The Neighbor News of New Jersey just published a nice article about our niece Sarah Markwood, a high-school freshman who is already envisioning a career as a marine biologist. Sarah spent two weeks of her summer at an oceanography camp in Seal Harbor. Here's the story:
Diving deep into oceanography
BY LISA KINTISH NEIGHBOR NEWS (MONTVILLE EDITION)
As a little girl, Sarah Markwood came across a starfish that had washed ashore during high tide. Unlike many children who would have kept the sea creature as a souvenir, the Montville Township resident returned it to the ocean.
With this seemingly small act, Sarah, who is now a freshman at Montville Township High School, became interested in ocean preservation. This summer she delved deeper into the subject matter by spending two weeks at Acadia Institute of Oceanography in Seal Harbor, Maine, studying oceanography and basic marine concepts.
The camp is located very near to where Sarah first became enamored of the ocean. For generations, her family has been spending summers in nearby Trenton, ME, in a cottage built in 1934 by Sarah’s great-grandfather.
Along with 45 other students, Sarah enjoyed lessons that included hands-on learning.
She said, "The classes never felt like actual classes.
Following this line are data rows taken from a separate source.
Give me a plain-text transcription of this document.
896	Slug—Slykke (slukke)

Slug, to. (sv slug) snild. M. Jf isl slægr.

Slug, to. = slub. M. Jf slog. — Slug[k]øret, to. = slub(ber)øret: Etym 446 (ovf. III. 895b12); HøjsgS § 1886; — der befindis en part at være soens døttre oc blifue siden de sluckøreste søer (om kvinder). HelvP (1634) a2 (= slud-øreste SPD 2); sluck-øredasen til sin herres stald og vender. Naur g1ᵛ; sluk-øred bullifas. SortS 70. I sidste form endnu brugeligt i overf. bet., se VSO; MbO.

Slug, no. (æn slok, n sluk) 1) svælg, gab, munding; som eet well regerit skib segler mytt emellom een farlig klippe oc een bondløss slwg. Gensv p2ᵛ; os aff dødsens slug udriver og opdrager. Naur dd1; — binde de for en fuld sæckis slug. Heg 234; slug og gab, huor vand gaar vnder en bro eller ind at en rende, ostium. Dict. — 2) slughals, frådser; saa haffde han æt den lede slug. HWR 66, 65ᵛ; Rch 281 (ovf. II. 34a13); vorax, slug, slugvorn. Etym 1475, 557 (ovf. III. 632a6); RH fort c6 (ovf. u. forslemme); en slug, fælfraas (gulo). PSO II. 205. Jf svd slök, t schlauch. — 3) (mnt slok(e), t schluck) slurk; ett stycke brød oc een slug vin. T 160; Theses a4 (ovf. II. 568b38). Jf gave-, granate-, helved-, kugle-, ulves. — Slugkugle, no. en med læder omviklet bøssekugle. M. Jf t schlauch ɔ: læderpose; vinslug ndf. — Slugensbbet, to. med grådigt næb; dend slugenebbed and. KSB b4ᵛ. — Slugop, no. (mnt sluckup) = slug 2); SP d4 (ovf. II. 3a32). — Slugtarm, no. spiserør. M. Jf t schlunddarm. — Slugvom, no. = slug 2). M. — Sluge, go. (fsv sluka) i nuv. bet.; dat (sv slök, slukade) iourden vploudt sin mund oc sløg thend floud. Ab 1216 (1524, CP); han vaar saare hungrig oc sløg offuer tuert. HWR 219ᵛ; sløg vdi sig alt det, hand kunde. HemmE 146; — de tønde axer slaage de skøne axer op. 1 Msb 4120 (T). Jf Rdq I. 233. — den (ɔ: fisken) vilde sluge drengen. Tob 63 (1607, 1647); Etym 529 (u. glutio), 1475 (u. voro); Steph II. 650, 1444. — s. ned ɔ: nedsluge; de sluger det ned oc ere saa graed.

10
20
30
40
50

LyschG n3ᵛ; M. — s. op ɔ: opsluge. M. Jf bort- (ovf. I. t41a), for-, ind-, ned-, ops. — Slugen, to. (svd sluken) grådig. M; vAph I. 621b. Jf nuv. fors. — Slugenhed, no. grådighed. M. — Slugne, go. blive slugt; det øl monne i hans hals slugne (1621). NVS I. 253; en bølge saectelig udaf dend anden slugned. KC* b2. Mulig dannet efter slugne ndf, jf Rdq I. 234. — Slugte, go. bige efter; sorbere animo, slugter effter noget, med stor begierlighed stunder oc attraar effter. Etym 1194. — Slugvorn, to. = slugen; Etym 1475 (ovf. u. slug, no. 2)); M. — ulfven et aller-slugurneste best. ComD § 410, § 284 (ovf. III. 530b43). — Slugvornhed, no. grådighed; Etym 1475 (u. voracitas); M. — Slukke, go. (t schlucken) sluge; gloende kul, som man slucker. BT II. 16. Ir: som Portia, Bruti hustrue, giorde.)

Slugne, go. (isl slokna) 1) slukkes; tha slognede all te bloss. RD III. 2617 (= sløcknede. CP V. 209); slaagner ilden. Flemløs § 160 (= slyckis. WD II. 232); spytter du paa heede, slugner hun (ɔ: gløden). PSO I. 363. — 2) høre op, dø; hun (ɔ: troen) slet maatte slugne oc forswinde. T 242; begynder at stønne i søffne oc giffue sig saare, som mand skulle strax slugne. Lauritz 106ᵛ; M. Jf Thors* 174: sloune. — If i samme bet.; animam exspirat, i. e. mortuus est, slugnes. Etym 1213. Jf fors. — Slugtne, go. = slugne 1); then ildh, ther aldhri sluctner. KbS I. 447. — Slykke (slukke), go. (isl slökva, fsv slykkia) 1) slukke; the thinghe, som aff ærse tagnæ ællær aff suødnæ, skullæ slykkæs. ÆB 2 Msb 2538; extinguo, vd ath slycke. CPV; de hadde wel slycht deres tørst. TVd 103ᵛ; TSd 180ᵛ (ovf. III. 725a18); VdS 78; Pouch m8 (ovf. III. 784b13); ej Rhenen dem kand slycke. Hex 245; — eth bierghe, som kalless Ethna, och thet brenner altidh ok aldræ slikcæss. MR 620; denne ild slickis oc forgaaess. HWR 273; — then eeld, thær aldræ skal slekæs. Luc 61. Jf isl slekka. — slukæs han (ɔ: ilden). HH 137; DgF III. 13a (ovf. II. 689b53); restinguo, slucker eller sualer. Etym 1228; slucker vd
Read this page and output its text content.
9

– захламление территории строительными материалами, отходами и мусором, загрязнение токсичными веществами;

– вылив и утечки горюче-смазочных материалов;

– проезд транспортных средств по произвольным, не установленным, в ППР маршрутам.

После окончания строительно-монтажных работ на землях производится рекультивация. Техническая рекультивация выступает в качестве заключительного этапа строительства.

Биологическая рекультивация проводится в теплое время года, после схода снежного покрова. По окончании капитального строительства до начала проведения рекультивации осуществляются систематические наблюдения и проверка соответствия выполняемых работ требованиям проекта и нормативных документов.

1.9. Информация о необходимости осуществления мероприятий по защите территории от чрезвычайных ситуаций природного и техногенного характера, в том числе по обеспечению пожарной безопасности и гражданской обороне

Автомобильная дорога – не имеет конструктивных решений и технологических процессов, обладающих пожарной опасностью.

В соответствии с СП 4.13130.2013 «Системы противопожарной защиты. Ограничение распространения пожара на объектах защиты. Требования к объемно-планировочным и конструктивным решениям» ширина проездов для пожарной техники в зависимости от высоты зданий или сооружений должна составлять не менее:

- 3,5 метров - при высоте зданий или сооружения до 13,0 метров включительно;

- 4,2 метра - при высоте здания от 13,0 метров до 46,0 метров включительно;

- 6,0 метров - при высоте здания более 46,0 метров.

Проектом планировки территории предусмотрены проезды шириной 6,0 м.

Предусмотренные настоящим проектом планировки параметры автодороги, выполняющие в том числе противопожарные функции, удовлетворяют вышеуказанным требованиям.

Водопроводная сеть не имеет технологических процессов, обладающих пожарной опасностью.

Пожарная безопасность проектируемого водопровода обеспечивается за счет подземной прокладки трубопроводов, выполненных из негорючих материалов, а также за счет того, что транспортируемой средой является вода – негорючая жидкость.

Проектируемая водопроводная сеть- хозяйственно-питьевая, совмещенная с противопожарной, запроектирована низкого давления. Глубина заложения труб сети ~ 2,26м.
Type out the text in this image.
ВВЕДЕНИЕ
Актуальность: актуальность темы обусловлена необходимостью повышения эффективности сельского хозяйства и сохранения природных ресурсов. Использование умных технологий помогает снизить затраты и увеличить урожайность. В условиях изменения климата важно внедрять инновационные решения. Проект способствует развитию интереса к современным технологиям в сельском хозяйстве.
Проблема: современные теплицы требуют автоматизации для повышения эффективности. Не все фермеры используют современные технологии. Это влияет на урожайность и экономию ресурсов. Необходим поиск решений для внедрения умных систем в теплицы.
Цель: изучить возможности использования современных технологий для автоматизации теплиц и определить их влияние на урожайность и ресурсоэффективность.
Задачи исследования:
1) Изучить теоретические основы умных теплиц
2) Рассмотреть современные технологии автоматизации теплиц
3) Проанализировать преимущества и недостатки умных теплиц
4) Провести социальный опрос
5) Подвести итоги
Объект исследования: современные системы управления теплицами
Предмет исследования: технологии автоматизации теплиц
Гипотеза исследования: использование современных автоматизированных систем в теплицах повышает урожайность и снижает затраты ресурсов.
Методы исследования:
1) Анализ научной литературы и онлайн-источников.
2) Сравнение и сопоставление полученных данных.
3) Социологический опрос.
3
We were always having fun. We learned about all different types of things in all different ways; we weren’t just sitting there all day listening to lectures or taking notes from a slide show. We studied everything to do with the oceans. Nothing was left out. The majority of our time was spent by or in the water. We tried to go out and study at all times possible."
She continued, "We took different trips around the area. We went together on the Bar Harbor Whale Watch. During this trip, we saw three different whales. They were all humpback whales, which are common in the area during the summer months. We also took short trips to Echo Lake, Sand Beach, and Seal Harbor Beach. At camp there were 10 gallon tanks in the lab.
Those held creatures that we collected from Seal Harbor Beach and pier. All of us had mussels, algae, periwinkles (a type of snail), barnacles, and starfish. Most of us had crabs and little fish as well. At the conclusion of the camp, we released the creatures back into the ocean."
Already, Sarah has a spot reserved for her in the advanced session for next August. Meanwhile, the lessons learned this summer will go a long way. The camp has inspired Sarah to think ahead towards a career as a marine biologist and in the short term could help with some of her high school classes.
As she noted, "The ocean interacts and interferes with many different things."
Besides the excitement of learning new things, this summer’s experiences were enhanced by the people Sarah met. As for how the camp has impacted the teen, Sarah said, "I’ve taken away the fact that everything we do affects the ocean in some way, shape or form. This makes me want to help the environment even more."